Published: Tuesday 09 December 2003

Unions are calling on the EU to investigate the impact of offshore outsourcing IT jobs on the European economy.

Finance sector union Amicus is today holding a series of high-level meetings with MEPs on the back of last week's announcement by insurance group Aviva that it plans to offshore 2,500 jobs to India next year.

The DTI announced on Friday it will study the impact of offshoring on call centres to debunk the "myth" that UK jobs are being lost overseas, but Amicus claims a European study will reach deeper and reveal the wider picture.

Amicus national secretary for finance said not only the UK is being affected by the offshore outsourcing trend, citing examples of France offshoring to Northern Africa and South America, Germany offshoring to West Africa and Spain offshoring to Central America.

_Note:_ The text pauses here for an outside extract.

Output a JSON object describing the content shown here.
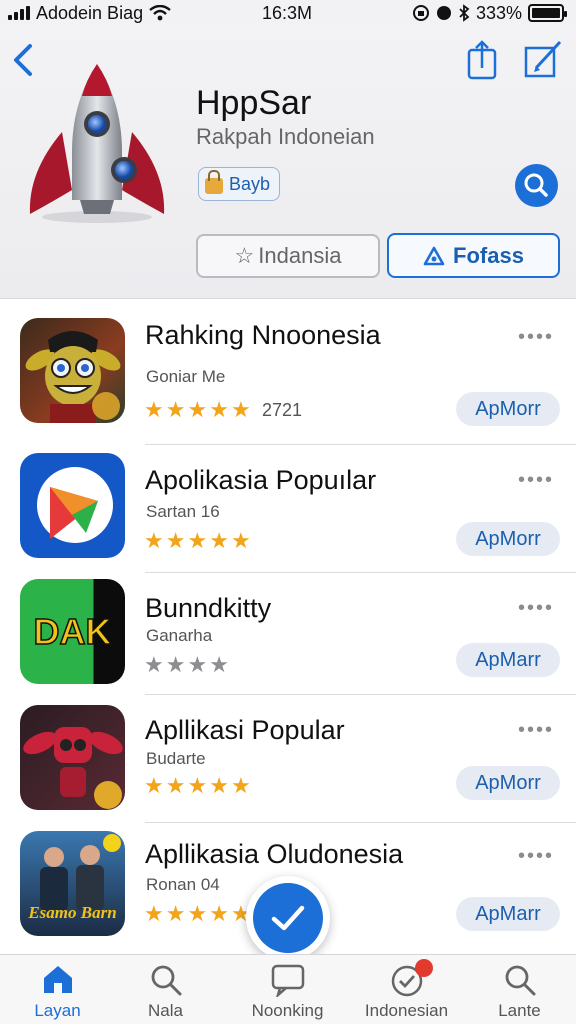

Today's meetings have been organised in conjunction with the Union Network International, which covers 320 unions in 48 countries.

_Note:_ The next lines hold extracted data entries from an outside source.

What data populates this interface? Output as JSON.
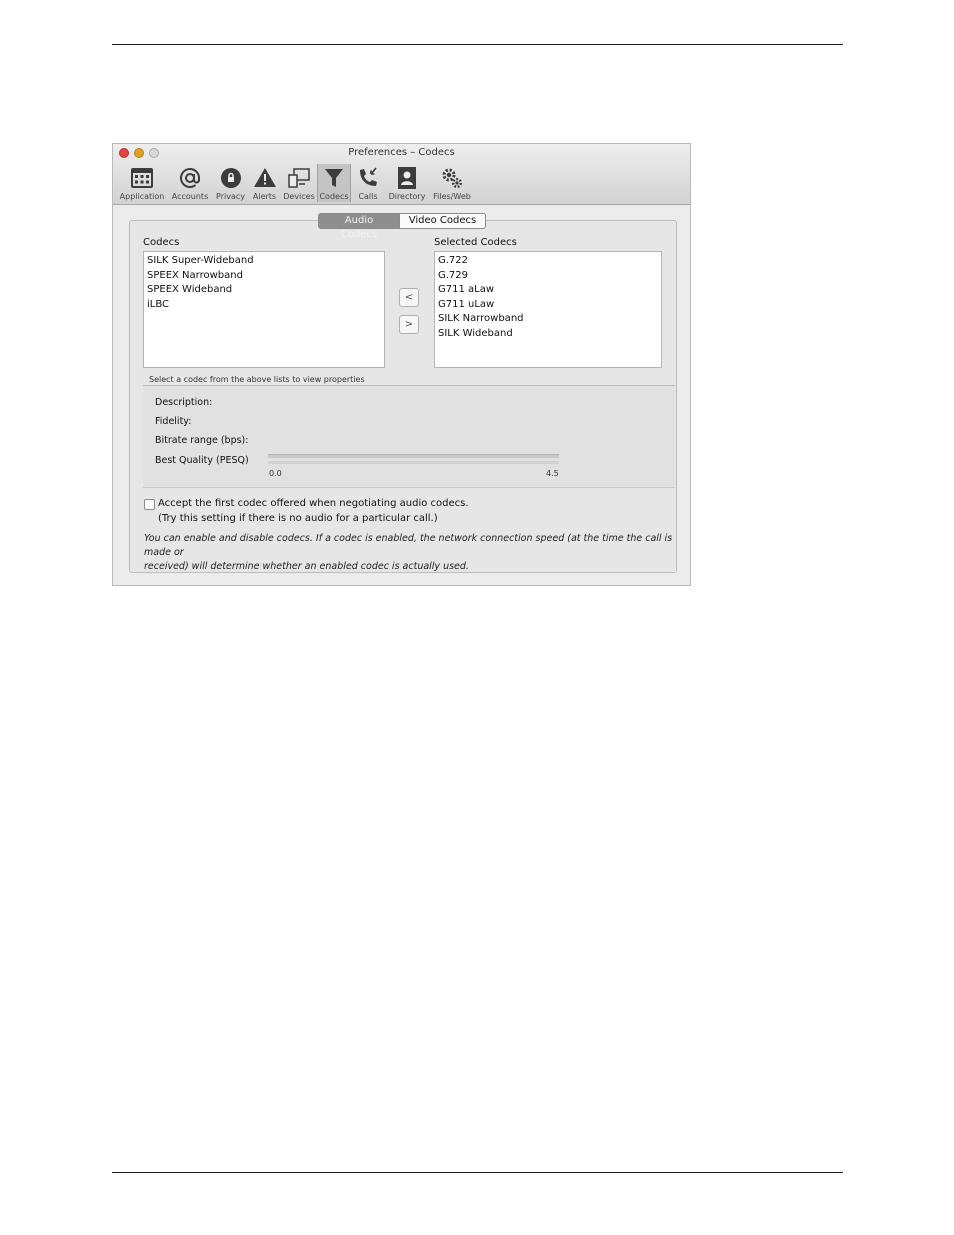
{
  "window": {
    "title": "Preferences – Codecs"
  },
  "toolbar": {
    "items": [
      {
        "label": "Application",
        "icon": "application-icon"
      },
      {
        "label": "Accounts",
        "icon": "at-sign-icon"
      },
      {
        "label": "Privacy",
        "icon": "lock-icon"
      },
      {
        "label": "Alerts",
        "icon": "warning-icon"
      },
      {
        "label": "Devices",
        "icon": "devices-icon"
      },
      {
        "label": "Codecs",
        "icon": "funnel-icon",
        "active": true
      },
      {
        "label": "Calls",
        "icon": "phone-icon"
      },
      {
        "label": "Directory",
        "icon": "contact-card-icon"
      },
      {
        "label": "Files/Web",
        "icon": "gears-icon"
      }
    ]
  },
  "tabs": {
    "audio": "Audio Codecs",
    "video": "Video Codecs",
    "selected": "Audio Codecs"
  },
  "codecs": {
    "label": "Codecs",
    "items": [
      "SILK Super-Wideband",
      "SPEEX Narrowband",
      "SPEEX Wideband",
      "iLBC"
    ]
  },
  "selected_codecs": {
    "label": "Selected Codecs",
    "items": [
      "G.722",
      "G.729",
      "G711 aLaw",
      "G711 uLaw",
      "SILK Narrowband",
      "SILK Wideband"
    ]
  },
  "buttons": {
    "move_left": "<",
    "move_right": ">"
  },
  "properties": {
    "caption": "Select a codec from the above lists to view properties",
    "description_label": "Description:",
    "fidelity_label": "Fidelity:",
    "bitrate_label": "Bitrate range (bps):",
    "quality_label": "Best Quality (PESQ)",
    "scale_min": "0.0",
    "scale_max": "4.5"
  },
  "options": {
    "accept_first_label": "Accept the first codec offered when negotiating audio codecs.",
    "accept_first_checked": false,
    "accept_first_hint": "(Try this setting if there is no audio for a particular call.)"
  },
  "note": {
    "line1": "You can enable and disable codecs. If a codec is enabled, the network connection speed (at the time the call is made or",
    "line2": "received) will determine whether an enabled codec is actually used."
  },
  "colors": {
    "close": "#e0443e",
    "minimize": "#dea123",
    "zoom": "#d8d8d8",
    "toolbar_icon": "#3c3c3c",
    "active_tab": "#8e8e8e"
  }
}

Fleming said the campaign for more research into the impact of offshore outsourcing is not merely about protectionism.

"We are not asking for walls to be put up around Europe. We want to develop a strategy to deal with changing technology and to safeguard against offshore providers who are trying to put the fear of death into finance companies by telling them their share price will go into a tailspin unless they move offshore," he said in a statement.

Deloitte Research predicts two million jobs will migrate from western economies to India by 2008, with a large percentage being skilled business service jobs rather than low-skilled call centre work. But a study by analyst ContactBabel last week warned that companies who offshore may face a customer backlash.